Prior to health care reform, less than 10% of the US population had this type of insurance. Most people purchased insurance through their employer. However, with the rise of defined contribution health benefits and the Affordable Care Act, the number of people with individual health insurance is expected to grow exponentially. Now, it’s becoming normal for employees to purchase a plan on their own – just like car insurance.

Individual health insurance is also known as a personal health insurance policy or a family health insurance plan.

Group Health Insurance vs.
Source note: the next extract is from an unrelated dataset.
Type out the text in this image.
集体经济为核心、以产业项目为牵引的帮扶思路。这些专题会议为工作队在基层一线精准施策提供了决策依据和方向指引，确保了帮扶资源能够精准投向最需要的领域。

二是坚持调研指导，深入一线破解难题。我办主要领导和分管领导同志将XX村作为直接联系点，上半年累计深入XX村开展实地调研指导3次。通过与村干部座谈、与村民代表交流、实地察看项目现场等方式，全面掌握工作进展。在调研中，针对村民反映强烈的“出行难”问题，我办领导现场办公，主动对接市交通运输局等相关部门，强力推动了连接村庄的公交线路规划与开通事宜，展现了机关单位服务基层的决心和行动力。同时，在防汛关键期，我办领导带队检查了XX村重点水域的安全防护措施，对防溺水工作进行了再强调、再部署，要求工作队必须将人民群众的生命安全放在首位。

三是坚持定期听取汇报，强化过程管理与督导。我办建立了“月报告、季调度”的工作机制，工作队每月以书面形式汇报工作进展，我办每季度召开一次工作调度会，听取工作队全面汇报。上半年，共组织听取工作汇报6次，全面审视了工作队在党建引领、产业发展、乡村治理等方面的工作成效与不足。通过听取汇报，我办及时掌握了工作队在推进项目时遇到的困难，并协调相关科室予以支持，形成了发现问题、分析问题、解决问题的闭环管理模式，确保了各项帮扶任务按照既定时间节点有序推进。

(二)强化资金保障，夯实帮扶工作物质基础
Individual Health Insurance

To understand how the two types of health insurance are similar and different, here's a summary chart.

  Group Health Insurance Individual Health Insurance

Employees keep the plan when they
switch jobs

No Yes

Employees choose the network and
doctors

No Yes

Premium tax credits available to
employees

No Yes

Coverage for pre-existing medical
conditions

Yes Yes

Coverage for essential health benefits

Yes Yes

Average cost to cover a single employee (2012)*

$5,615/year $2,280/year

Average cost to cover an employee + family (2012)*

$15,745/year $4,944/year
How is the health plan paid for? 

Employer purchases
the plan.

Employees reimburse
the employer via
paycheck.

Employees purchase
the plan.

Employer reimburses
employees via
paycheck.

See this guide for a cost analysis of small group and individual rates in 2014.

Small Business Trend: Defined Contribution Paired with Individual Health Insurance

Because of the affordability of individual health insurance, compared with group health insurance, most (if not all) small businesses are offering employee health benefits with a pure defined contribution approach.

With this type of strategy, the business offers employees a healthcare allowance that employees can spend on purchasing individual health insurance. With health care reform, all employees are guaranteed coverage and many will have access to the health insurance tax credits. Employees purchase the plan that best fits their personal health needs. Employers have complete cost predictability and there are no minimum or maximum contribution amounts.